Nous trouvons inacceptable que notre ressource la plus précieuse ne fasse pas l’objet de plus de considération de la part du gouvernement. Bien sûr, les gouvernements sont prêts à soutenir tout projet de développement et de transformation pour les usines déclassées, mais il manque cruellement de vision sur la façon de s’assurer que cette richesse fructifie. La ressource doit bénéficier aux communautés forestières en premier, par la création de bons emplois et ensuite au reste des citoyens du Québec, par l’accessibilité, la cohésion entre les usages et la conservation de notre territoire forestier. L’état de la forêt que nous laisserons après nous sera le gage de la considération que nous avons pour nos enfants.
Il est possible de cultiver la forêt en zones productives et de générer de l’activité économique partout au Québec. La concentration des leviers décisionnels doit assurément être revue pour que les communautés et les travailleurs puissent intervenir dans les choix et les orientations qui touchent leur forêt et son utilisation. Cela doit se faire avec l’objectif de maintenir des emplois partout au Québec. Peut-être que derrière l’arbre du ministère se cache une forêt de possibilités?

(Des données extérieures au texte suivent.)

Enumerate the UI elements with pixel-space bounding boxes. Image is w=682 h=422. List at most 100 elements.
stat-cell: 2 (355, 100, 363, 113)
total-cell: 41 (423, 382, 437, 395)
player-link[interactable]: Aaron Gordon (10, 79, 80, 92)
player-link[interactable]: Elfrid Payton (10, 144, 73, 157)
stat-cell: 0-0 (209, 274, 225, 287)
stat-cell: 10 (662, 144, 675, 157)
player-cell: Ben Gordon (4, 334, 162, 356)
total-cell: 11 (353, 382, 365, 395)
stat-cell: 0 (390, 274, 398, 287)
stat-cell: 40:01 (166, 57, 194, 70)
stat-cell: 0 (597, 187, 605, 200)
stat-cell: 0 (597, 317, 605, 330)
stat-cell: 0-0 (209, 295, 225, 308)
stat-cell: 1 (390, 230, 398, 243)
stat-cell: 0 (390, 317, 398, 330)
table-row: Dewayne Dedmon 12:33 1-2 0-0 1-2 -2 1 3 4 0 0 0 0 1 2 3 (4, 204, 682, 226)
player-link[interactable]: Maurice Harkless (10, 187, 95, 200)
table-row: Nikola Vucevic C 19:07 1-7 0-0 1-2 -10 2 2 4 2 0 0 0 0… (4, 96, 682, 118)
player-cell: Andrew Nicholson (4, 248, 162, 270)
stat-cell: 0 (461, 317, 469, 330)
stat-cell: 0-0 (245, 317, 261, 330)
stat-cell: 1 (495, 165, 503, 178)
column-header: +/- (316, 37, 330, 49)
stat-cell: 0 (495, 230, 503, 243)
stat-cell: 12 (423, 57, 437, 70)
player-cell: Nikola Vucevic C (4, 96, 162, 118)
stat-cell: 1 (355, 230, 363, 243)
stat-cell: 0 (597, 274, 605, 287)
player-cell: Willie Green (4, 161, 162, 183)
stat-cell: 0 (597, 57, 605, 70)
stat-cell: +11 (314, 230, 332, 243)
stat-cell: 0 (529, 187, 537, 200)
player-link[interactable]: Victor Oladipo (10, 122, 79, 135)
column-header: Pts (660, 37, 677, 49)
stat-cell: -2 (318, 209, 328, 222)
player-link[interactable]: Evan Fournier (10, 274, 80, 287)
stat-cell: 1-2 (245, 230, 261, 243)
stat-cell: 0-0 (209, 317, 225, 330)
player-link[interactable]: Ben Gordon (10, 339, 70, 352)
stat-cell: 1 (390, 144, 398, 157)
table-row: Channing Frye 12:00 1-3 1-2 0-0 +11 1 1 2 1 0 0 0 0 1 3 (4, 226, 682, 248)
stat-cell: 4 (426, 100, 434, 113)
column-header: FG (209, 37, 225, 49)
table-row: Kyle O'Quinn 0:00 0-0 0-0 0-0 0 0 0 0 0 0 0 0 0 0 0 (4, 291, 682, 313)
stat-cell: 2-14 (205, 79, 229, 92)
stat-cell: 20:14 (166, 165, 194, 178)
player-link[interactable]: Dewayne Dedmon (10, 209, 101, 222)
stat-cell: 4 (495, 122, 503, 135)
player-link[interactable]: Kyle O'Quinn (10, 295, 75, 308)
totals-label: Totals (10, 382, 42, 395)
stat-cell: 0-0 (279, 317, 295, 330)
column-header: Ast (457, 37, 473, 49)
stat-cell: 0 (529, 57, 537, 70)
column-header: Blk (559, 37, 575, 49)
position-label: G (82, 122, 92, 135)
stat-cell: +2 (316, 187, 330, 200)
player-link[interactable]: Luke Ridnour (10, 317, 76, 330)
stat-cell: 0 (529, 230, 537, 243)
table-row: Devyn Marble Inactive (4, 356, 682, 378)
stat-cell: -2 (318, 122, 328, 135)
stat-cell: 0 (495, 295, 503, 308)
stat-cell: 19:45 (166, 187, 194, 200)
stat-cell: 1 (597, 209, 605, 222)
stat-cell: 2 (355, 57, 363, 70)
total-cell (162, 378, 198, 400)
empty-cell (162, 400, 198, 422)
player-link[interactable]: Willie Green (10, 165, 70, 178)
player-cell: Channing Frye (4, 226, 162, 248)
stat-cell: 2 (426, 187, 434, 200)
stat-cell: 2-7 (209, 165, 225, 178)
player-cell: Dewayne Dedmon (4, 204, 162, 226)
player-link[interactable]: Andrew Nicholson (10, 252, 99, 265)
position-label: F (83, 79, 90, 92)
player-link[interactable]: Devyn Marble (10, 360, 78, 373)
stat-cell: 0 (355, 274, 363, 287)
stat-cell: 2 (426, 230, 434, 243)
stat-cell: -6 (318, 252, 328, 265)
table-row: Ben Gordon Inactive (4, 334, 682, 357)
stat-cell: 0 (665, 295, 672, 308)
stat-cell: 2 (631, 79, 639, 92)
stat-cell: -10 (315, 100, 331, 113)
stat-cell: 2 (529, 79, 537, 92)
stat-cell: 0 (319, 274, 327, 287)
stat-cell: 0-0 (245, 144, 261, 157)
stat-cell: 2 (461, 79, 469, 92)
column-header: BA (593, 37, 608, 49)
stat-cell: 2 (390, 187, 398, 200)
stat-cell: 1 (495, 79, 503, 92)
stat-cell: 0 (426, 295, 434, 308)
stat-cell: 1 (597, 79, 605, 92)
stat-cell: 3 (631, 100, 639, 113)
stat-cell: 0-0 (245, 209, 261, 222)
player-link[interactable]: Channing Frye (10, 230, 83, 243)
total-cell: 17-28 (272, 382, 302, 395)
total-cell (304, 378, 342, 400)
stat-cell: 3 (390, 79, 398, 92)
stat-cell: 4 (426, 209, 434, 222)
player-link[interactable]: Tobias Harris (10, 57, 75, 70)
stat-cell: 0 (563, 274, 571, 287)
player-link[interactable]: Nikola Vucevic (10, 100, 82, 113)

Pendant que d’autres demandent des actions sans trop savoir vers où aller, nous sommes plutôt d’avis que l’heure est à la réflexion, à la concertation et au dialogue sur la forêt et son avenir. La FIM-CSN souhaite que le gouvernement du Québec tienne dans les meilleurs délais un sommet national sur la forêt, qui rassemblera les différents intervenants, l’industrie, les travailleurs, les scientifiques, les utilisateurs, les communautés autochtones et forestières et le ministère des Forêts, de la Faune et des Parcs pour une grande conversation. L’objectif doit être de s’assurer que la fibre qui pousse en forêt permet de tisser des liens entre les différents usages, entre la productivité et la conservation et surtout renforce nos économies locales et régionales partout sur le territoire. Cela passe, pour nous, par la mise en place d’une stratégie industrielle forestière durable.
Cette fibre est le meilleur de nous-mêmes. Elle est étroitement liée à notre histoire. C’est une richesse convoitée et nous avons les outils pour faire en sorte qu’elle profite à l’ensemble des Québécois et des Québécoises. Je suis persuadé qu’elle sera aussi au cœur de notre avenir, d’où la nécessité de la pérenniser et de la valoriser, ensemble.